И будет стоять навытяжку, как дурак.

Оставив Колю заряжаться, я отправился на кухню, где убедился, что за время моего отсутствия еды в холодильнике не прибавилось. Пришлось ставить на огонь чайник и засыпать в кружку остатки зеленого чая. Заваривать «по правилам» не было ни времени, ни сил.

Блюдце в углу у мойки было заполнено дохлыми тараканами, и я вдруг вспомнил, что, когда со мной жила Маша, у нас был котенок. Из этого блюдца он пил молоко и воду. А потом Маша забрала котенка с собой.

И теперь у нее есть жених, с которым она, шлюха, спит.

В прихожей зазвонил телефон.

— Погоди пока, — сказал я блюдцу, — расплата придет.

Весело насвистывая под нос «Yesterday» (голова не болела — холодная вода лечит похмелье), я вернулся в прихожую и снял трубку.

— Алло! Алло!

— Лешка, ты, что ли?

— Ты дома, Кир? Дома? Скажи, ради бога, дома?!

— Нет.

— А где? Где?!

— В Саудовской Аравии. Добываю нефть совковой лопатой. Ты чего, Леша? Дома я, конечно.

— Кирюха… — Похоже, древнерусский богатырь снова плакал. — Господи, Киря, Коленька пропал! Нет его нигде!

— Ты чего, забыл? Ты ж роботенка вчера на площадку выставил. А я его приютил.

— Чего-о?!

— Он сейчас у меня, заряжается.

— Он у тебя? Господи… сейчас приду… только бы успеть…

— Чего успеть? — спросил я, но Леша уже повесил трубку. Через минуту он звонил в дверь. Я немедленно открыл: — Эй, Громов, твою мать…

Он оттолкнул меня и ломанул в зал, сметая все на своем пути.

— Ты чего?

Громов-старший кинулся к сыну: сел на пол перед ним, рывком перевернул парня на спину и заревел по-своему, по-медвежьи:

— Господи! Как ты мог?!

— Что случилось? — тихо спросил я. Из прихожей не было видно, что ему там открылось.

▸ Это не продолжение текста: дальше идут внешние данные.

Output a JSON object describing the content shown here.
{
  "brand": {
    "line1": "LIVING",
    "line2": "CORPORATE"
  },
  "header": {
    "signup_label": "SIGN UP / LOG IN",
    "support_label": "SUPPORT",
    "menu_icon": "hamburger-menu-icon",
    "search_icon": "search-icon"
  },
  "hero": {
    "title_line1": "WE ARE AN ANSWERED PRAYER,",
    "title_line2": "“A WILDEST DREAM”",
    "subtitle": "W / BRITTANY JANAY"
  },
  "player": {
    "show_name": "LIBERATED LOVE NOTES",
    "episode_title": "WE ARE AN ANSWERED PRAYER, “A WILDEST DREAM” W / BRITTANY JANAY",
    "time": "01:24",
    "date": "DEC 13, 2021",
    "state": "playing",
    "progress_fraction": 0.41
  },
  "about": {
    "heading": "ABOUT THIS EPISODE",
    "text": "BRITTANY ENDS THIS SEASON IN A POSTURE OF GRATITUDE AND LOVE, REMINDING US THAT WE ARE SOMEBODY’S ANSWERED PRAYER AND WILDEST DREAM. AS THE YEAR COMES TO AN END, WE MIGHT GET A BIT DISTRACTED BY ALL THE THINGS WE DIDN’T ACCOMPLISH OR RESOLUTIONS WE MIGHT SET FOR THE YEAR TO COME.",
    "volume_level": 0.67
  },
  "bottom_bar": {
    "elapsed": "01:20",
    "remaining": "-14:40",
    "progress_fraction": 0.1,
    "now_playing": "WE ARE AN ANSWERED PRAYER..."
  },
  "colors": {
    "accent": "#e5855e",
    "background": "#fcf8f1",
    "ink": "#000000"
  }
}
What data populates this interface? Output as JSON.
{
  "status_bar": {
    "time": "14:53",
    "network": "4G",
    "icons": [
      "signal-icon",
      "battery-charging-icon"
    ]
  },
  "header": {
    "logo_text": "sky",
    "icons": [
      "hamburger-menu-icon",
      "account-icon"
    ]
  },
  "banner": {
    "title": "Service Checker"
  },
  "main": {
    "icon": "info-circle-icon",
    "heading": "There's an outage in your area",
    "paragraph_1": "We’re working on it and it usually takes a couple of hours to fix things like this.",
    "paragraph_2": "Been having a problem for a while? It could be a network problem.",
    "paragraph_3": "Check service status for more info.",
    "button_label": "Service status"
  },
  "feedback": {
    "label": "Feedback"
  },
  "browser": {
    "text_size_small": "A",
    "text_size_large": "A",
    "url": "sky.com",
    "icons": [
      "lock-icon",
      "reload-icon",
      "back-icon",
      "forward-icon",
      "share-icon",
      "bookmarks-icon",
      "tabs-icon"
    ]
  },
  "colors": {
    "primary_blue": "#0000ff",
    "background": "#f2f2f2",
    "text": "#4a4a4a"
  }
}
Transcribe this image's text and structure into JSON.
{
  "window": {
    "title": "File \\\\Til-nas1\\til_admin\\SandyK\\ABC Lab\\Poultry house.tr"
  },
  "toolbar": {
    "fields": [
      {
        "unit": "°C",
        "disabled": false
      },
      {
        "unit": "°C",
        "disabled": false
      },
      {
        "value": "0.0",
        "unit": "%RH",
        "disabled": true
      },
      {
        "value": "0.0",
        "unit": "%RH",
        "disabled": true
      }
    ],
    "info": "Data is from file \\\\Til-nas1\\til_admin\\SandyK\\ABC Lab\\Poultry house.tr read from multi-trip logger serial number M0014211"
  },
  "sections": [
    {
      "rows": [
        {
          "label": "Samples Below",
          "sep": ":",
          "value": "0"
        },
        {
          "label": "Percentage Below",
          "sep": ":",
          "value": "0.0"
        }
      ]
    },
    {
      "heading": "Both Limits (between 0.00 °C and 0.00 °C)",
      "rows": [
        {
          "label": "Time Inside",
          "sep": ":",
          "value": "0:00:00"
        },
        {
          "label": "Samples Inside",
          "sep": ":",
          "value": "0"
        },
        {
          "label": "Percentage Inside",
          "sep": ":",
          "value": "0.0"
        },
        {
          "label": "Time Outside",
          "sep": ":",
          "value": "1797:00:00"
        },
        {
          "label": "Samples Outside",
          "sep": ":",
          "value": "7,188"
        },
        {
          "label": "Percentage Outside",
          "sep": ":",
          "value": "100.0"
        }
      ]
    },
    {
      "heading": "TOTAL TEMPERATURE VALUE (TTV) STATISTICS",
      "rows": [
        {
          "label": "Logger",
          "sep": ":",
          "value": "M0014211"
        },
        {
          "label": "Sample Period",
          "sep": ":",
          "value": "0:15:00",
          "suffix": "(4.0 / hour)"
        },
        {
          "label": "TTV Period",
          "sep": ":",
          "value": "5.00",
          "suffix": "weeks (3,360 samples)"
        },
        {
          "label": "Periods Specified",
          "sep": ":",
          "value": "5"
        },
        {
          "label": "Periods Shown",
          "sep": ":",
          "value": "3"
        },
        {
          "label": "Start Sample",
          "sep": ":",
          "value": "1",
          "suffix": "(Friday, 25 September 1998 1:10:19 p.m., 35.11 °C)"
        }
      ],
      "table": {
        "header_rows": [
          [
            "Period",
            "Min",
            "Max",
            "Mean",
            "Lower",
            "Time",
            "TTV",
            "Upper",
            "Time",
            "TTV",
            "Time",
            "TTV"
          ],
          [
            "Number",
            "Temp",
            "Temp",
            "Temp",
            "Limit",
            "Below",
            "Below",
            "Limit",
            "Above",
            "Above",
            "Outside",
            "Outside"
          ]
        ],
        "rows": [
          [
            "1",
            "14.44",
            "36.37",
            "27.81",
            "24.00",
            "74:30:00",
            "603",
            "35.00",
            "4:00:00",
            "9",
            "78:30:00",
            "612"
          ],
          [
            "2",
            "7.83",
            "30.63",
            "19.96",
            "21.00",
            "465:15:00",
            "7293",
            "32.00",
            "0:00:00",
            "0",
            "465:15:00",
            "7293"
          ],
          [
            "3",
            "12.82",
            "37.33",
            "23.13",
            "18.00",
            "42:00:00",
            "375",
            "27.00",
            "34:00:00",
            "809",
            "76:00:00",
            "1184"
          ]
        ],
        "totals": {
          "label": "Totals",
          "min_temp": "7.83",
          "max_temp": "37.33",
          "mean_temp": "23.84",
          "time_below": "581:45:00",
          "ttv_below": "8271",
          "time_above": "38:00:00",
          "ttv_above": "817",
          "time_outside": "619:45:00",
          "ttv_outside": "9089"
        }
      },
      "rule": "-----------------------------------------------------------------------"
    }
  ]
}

Леша не ответил. Он достал из кармана пузырек и забитую липкой жидкостью пипетку; не переставая рыдать, открутил пробку на пузырьке.

До меня дошло. Я сделал шаг, другой. Обошел рыдающего Громова со стороны и замер, скривившись от отвращения. Вместо глаз у Коли теперь было два пульсирующих, гнойных огрызка; радужка посерела, а зрачок провалился вовнутрь, и из глазницы тек гной не гной, но какая-то дурно пахнущая жидкость, как если бы розу облили бензином, а сверху сдобрили дерьмом. Примерно такой вот запах.

Леша закапывал Колины глаза не переставая, но, похоже, было поздно.

Громов отложил пипетку, прижал к широкой своей груди голову маленького робота и замер; плечи его тряслись, а кожа на шее побелела и пошла болезненными красными пятнами.

— Леш, — позвал я.

Он молчал.

— Леша! — позвал я громче.

— Ты что, не видел, что с ним происходит?

— Я…

— Загноиться его глаза должны были еще вчера вечером! Неужели не видел? И… что у него с лицом, откуда эти синяки и царапины? Что с одеждой? Все грязное, в мелу… ты бил его, что ли?

— Эй, погоди, я все объясню!



Он надвигался на меня, яростный древнерусский медведь, который вдруг вспомнил, что такое — быть мужиком.

Я разозлился. Страха не было, осталась ярость.

— А хрена ты хочешь, тупой Громов?! — заорал я. — Выставил мальчишку за дверь, а теперь мечтаешь все свалить на меня? Так, что ли?

— Никого я не выстав…

— Ты у соседей поспрашивай! У теть Дины! У Наташки, девчонки, что живет этажом ниже! Спроси-спроси, узнай, как мы к тебе стучались! Умоляли приютить несчастного ребенка! Хотели милицию вызвать! А ты храпел весь день! Орал, мол, не нужен мне робот! — В запале я все-таки сообразил, что одновременно орать и храпеть затруднительно; Леша этого, слава богу, не заметил.

— Я… — начал Леша, но тут Коля сказал:

— Больно.

Мы обернулись.

Коля сидел, опершись о подлокотник дивана, и тер, всхлипывая, глаза. Голос у него не изменился, но появились новые интонации, речь стала более живой, что ли.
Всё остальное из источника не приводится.